I’ve written a bit lately about the need for career fluency and how earning a degree isn’t enough to chart one’s course toward professional success. College graduates often don’t know how to transition into the working world or even graduate school.
That was one reason why I was so excited to write about the BLOC Conference, held this past weekend in Philadelphia. More than just a career fair, the conference offers sessions on preparing for specific graduate school tracks, such as medical school, law school, or business school, in addition to many other workshops. BLOC seeks to eliminate the unemployment rate of black college grads by providing access to resources and connections that can make a huge difference.
The organization Start Engineering has partnered with a resource called the Career Gadget, which college grads of all races may find helpful. Career Gadget normally charges a $229 introductory fee for a year to access its 150+ videos and other multimedia resources, but you can sign up for a free two-week trial (the two weeks start when you sign up). Career Gadget also offers salary reviews and explores the variety of careers in STEM and other sectors.
Career Gadget isn’t just for college students-there are course offerings aimed at high school and even elementary students, as well as teachers.
Here’s more information about Career Gadget from Start Engineering:
It’s a STEM world
But which one?
The array of options open to STEM-oriented students can actually be a problem. There are dozens of STEM majors to choose from and hundreds of STEM-related jobs.
How do students manage to align their own abilities and preferences with the academic and career options in the STEM world that actually match?
Our partnership with The Career Gadget
We have made a great, new friend this year that can help answer this question: The Career Gadget.
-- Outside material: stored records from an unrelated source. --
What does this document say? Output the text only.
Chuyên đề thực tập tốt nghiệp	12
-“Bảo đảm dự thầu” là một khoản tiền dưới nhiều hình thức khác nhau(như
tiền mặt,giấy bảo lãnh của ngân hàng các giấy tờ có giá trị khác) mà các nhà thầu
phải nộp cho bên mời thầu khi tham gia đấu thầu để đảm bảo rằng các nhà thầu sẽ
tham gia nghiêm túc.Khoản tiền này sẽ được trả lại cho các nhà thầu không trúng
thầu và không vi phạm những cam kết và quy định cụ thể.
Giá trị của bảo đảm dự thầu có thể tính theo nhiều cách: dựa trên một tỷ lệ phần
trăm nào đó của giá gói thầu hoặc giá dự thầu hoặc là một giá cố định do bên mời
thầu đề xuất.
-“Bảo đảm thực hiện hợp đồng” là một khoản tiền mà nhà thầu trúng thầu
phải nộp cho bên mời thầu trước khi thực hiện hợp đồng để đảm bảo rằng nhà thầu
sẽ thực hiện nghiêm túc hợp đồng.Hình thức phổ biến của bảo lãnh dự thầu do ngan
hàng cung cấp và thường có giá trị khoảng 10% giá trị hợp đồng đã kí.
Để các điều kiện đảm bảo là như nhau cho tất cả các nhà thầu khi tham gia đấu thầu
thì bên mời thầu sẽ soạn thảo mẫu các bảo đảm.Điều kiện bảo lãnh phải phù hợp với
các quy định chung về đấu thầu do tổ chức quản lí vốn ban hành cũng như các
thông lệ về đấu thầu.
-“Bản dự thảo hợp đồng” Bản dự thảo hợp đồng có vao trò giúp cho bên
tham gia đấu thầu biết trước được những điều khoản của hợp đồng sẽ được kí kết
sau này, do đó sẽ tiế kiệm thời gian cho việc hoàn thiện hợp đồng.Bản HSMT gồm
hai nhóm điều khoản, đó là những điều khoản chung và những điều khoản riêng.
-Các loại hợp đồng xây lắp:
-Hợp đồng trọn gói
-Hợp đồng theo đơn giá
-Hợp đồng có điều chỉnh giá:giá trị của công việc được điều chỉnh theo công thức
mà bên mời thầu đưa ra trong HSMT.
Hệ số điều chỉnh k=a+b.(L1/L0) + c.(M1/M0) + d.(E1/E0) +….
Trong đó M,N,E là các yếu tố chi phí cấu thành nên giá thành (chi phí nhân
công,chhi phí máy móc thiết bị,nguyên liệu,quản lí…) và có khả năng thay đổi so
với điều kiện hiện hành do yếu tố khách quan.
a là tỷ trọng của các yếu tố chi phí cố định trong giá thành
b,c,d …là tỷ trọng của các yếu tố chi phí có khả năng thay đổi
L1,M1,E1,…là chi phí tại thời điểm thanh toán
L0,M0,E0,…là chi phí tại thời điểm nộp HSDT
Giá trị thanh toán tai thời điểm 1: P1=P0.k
With over 150 videos about STEM careers at its core, TheCareerGadget.com delivers high-quality, multimedia content that connects students to the stimulating, rewarding, and future-proof STEM careers that are right for them.
- Highlighting particular careers, the videos feature STEM professionals talking about what they do and why they love it.
- Students, teachers, and parents can find expert guidance in plotting a pathway to the STEM major and career right for any individual student’s interests and abilities.
- Not all STEM careers require a four-year degree, so TheCareerGadget.com includes all the information students need to identify a trade field that would suit them, too.